Она не видела, не слышала, не знала того, как исчезают — одно за другим — вещественные свидетельства ее детства. А значит, они могут всё еще существовать.
Может, бабушка всё еще живет в том доме на улице Электриков — просто Ада никак не может выкроить время и написать письмо старушке. В детстве мама заставляла ее писать бабушке каждый месяц — и она гнала строчки, как рифмоплет, переписывая оценки из табеля.
Вот так и с Екатеринбургом.
Ада не едет — и всё в нем остается таким, каким было в девяностых.
А в новостях — мало ли что там показывают.
Если подумать хорошо, то Париж из юной мечты в точности похож на потерянный Екатеринбург из прошлого. В реальности не существует ни того, ни другого.
Ада идет по мосту, думает — остров Сите́, сайт, место. Два дома в конце площади Дофина, которые писал Моруа: «Они из розового кирпича и тесаных белых камней, очень простые, но такие французские, что во время войны, вдали от моей страны, я мечтал о них каждую ночь как о символе всего того, что потерял».
Два дома у екатерининских «столбов», на улице Декабристов ничем не похожи на розовых близнецов Сите́.
Да и вообще у Парижа и Екатеринбурга крайне мало общего. Разве что любовь к металлу. Все эти оградки, балконы. Башня и Каслинский павильон.
В ресторане на левом берегу японские девочки щебечут, как птички, а едят — бесшумно. Крабы на дне аквариума, словно тощие руки, бессильно скребут песок. И голые ветви каштанов — как объеденные кисти винограда. Русская официантка за тысячи километров отсюда перечисляет ассортимент блюд с таким убитым видом, как будто это не блюда, а ее личные претензии к мирозданию.
Женечка сидит за столом с новой женой, она похожа на генетически улучшенную версию старой. Прежняя жена — та, что носила пушистые штаны, — теперь возглавляет бутик дамской одежды. У нее квартира в жилом комплексе «Париж» на Белореченской, а Женечку она бросила сама — кто бы мог представить? Старая хрущевская пятиэтажка прицепилась к «Парижу» сбоку, точно репей к штанам.
Эль-Маша вышла замуж за недопитого художника, с лицом как подмышка. У них живет собака-смесь: морда породистой овчарки, а хвост — простонародный, как у самого распоследнего Шарика.
Другой художник — Сережа — так много времени проводит в интервью и встречах с поклонниками, что ему некогда рисовать.
Ада вспоминает свое детство — по стежку, по шагу, по слову.
Давным-давно в Екатеринбурге жила девочка, которые слушала музыку, сделанную человеческими руками, и верила в силы нового платья.
Вот художественная гимнастика во Дворце спорта. Маму спрашивают, какой у Ады аппетит:
— Ужасный! — признается мама.
— Отлично, — радуются тренерши, сестры-чемпионки.
Гимнастическую ленту для Ады папа делает сам — ручка из бамбуковой удочки.

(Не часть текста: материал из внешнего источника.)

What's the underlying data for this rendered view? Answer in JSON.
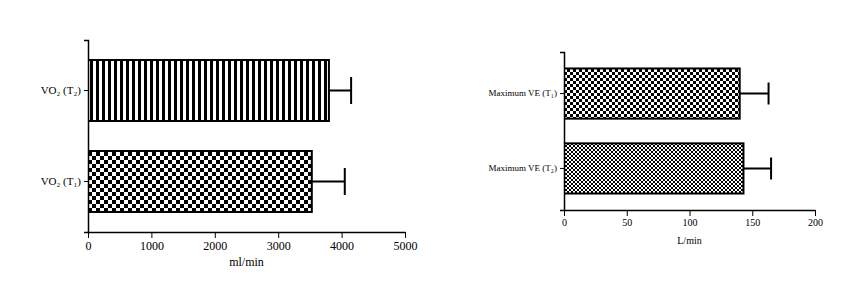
{
  "chart_data": [
    {
      "type": "bar",
      "orientation": "horizontal",
      "color": "#000000",
      "categories": [
        "VO₂ (T₂)",
        "VO₂ (T₁)"
      ],
      "values": [
        3800,
        3530
      ],
      "errors": [
        350,
        520
      ],
      "x_label": "ml/min",
      "xlim": [
        0,
        5000
      ],
      "xticks": [
        0,
        1000,
        2000,
        3000,
        4000,
        5000
      ],
      "grid": false
    },
    {
      "type": "bar",
      "orientation": "horizontal",
      "color": "#000000",
      "categories": [
        "Maximum VE  (T₁)",
        "Maximum VE  (T₂)"
      ],
      "values": [
        140,
        143
      ],
      "errors": [
        23,
        22
      ],
      "x_label": "L/min",
      "xlim": [
        0,
        200
      ],
      "xticks": [
        0,
        50,
        100,
        150,
        200
      ],
      "grid": false
    }
  ]
}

Когда ведут домой после тренировки, голодную и злую, Ада ощупывает камею на мамином пальце — и потом давит на нее со всей силы, чтобы остался след на руке.
С соседом Вовой, который не так давно потерял три пальца — взрывал бомбочки, — они играют пробками от духов и собирают спичечные этикетки. У Ады есть еще и собственная коллекция — мыло. Упаковка открыта с одной стороны, чтобы можно было понюхать — или аккуратно вынуть, подержать в руках гладкий брусок с вырезанными буквами LUX, а потом вернуть на место. Родители замылили эту коллекцию только в девяностых.
Кинотеатр «Октябрь» стал вдруг стереоскопическим — в нем целый год показывали фильм «Ученик лекаря». Повернешься к залу — а там особое зрелище, все в очках. На фасаде «Октября» — капители колонн, как совиные морды.
Воспоминания падают как дождь: не скроешься.
Похороны аквариумных рыбок в унитазе.
В восьмом классе пришла мода носить белые колготки — как у королей на портретах.
Во дворах — оградки клумб из кроватных спинок, а в больницах — комнатные цветы с длиннющими хвостами.
Одноклассник Дима начал работать в фотоателье — голову чуть в сторону и прямо на меня посмотрим!
Потом разворот — и еще лет на десять назад.
Ада училась читать слова наоборот. Ее не удивляли странные свердловские вывески, где не горела половина неоновых букв. Они как выбитые зубы, но потом придет утро и вместо загадочной ночной «арик ахер ая га» появится простая и понятная «Парикмахерская Элегант».
Пейзаж терялся за словами.
Соседский пес-боксер подставлял, как для благословения, замшевую голову — на лбу продолговатые пролежни, как в готовальне. Ложбинки для пальцев.